My timing is really off.
This week, England begin their Ashes campaign carrying with them the tools to command the series and win in Australia for the first time since the Eighties.
Next Saturday, we have our club dinner and awards night and, as captain, I will be giving a speech.
This Tuesday, I am flying to Timisoara, Romania and I'm not back until late friday night.
It's a huge week for cricket and I will be in Eastern Europe, a place not known for its enthusiasm for the game. Is there a chance that my hotel will have internet access so brilliant that I will be able to watch the test match on Sky Player - will Sky Player work from an international IP address? Will I be able to listen to Test Match Special as I go to sleep?
Will I, in the dead of night, creep down to the hotel bar to discover other English patriots hunched around the one television in the hotel that is showing the coverage?
Will I find that Romania has a cricketing underbelly and its roots are in the revolutionary city of Timisoara?

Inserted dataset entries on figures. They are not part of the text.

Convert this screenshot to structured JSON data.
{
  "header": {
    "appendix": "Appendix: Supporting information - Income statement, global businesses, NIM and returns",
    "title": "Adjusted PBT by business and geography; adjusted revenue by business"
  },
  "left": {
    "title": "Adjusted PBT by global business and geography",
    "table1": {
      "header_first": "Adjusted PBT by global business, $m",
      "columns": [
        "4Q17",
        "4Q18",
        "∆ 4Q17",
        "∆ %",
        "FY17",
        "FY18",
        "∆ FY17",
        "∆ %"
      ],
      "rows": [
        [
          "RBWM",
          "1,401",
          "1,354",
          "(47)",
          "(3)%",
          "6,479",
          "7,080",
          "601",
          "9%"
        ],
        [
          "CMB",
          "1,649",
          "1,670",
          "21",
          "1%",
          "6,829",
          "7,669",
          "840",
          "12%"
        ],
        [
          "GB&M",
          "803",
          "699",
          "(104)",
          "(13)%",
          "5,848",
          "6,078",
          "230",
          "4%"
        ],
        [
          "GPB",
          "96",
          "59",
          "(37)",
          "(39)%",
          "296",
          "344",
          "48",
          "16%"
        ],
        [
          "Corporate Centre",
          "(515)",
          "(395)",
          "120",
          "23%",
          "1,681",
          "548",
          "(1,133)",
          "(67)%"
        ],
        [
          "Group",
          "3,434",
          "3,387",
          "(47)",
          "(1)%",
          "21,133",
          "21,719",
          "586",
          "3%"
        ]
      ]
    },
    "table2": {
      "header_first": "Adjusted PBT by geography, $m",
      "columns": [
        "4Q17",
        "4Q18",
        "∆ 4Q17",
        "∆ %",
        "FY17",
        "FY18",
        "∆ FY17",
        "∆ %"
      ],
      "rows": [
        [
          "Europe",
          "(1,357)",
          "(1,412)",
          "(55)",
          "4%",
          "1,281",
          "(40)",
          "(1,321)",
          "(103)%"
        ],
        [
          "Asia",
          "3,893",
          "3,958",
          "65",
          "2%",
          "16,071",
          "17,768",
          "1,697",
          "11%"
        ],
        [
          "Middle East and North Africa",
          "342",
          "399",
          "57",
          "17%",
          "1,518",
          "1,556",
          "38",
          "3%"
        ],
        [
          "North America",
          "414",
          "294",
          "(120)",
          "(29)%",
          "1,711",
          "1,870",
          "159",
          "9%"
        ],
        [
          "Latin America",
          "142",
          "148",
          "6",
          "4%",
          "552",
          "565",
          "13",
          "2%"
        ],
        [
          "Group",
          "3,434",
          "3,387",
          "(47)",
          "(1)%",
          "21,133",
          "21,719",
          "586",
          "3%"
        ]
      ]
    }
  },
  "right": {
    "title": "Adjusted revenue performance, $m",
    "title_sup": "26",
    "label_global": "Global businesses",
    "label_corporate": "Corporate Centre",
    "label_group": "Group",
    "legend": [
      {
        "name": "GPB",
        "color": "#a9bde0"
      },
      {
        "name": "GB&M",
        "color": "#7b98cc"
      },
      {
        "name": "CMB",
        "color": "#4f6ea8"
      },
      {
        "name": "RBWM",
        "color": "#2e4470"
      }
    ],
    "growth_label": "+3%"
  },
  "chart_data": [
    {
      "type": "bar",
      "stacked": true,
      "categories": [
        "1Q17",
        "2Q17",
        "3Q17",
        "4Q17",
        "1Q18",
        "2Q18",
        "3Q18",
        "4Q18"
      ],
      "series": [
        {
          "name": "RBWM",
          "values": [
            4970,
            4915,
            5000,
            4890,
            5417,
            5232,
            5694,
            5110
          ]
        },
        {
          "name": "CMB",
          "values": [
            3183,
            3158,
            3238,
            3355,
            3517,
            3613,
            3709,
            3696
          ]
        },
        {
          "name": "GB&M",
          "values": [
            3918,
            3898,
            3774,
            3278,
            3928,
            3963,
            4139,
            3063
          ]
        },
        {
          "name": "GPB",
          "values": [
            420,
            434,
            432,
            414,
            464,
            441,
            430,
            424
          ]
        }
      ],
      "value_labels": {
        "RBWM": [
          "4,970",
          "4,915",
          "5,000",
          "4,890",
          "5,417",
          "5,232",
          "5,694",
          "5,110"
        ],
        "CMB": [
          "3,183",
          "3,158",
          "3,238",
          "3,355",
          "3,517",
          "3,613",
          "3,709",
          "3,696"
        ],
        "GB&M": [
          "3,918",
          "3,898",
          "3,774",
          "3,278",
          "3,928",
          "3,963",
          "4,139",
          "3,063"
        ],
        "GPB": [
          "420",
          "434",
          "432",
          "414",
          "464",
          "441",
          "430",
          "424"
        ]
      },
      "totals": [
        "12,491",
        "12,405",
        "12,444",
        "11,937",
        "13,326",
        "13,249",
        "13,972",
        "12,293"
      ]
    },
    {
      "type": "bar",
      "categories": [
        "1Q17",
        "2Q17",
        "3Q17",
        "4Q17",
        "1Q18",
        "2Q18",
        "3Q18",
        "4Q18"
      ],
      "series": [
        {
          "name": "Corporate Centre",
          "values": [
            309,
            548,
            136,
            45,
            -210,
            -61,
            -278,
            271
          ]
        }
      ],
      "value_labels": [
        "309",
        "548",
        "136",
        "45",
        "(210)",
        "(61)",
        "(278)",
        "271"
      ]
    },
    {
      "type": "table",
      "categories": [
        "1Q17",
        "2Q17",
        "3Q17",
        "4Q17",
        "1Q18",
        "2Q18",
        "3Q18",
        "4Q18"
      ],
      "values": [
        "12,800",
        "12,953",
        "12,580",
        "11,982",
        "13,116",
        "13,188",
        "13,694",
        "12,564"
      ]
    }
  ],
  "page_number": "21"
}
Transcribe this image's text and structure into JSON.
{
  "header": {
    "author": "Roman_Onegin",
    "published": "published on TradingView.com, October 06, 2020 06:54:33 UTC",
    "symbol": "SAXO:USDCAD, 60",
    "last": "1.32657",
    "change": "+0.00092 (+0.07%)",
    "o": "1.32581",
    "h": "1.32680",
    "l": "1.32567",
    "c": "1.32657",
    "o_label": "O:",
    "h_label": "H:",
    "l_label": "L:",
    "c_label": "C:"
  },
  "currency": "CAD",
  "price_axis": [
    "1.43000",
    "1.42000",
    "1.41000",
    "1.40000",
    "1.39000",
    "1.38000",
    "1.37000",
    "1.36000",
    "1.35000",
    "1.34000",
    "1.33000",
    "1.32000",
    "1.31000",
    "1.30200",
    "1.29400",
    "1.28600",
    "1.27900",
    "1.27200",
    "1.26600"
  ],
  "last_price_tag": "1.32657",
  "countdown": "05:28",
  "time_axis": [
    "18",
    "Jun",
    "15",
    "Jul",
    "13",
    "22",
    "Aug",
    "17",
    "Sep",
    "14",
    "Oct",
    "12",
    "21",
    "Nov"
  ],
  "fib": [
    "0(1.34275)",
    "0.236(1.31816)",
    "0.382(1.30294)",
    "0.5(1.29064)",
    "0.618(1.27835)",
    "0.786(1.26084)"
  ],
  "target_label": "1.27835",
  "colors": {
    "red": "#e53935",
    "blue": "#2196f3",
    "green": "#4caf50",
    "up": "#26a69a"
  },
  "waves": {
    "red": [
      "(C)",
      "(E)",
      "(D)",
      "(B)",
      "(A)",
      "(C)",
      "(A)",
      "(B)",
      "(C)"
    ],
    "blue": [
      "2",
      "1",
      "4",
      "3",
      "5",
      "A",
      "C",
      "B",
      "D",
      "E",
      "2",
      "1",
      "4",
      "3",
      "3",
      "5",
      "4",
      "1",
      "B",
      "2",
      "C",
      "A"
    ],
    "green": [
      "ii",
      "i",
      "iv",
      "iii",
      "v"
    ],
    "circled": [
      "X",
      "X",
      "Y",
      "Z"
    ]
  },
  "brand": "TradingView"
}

And the speech. I'll have to write it on the 'plane on the way home, should I photocopy the pages from the scorebook? I have a recollection that last year, I wrote my speech on a train home from London and delivered it that night. Work has this funny way of intervening in my cricketing life. How lovely it would be to sit around all week, pontificating on the season and crafting some amusing stories to share with the club next Saturday.
Instead I shall be hurtling over central Europe, struggling to recall the exact state of the game, early in the season when we took this catch, or that wicket. When we tasted glorious victory or bitter defeat. When we felt the sun on our backs.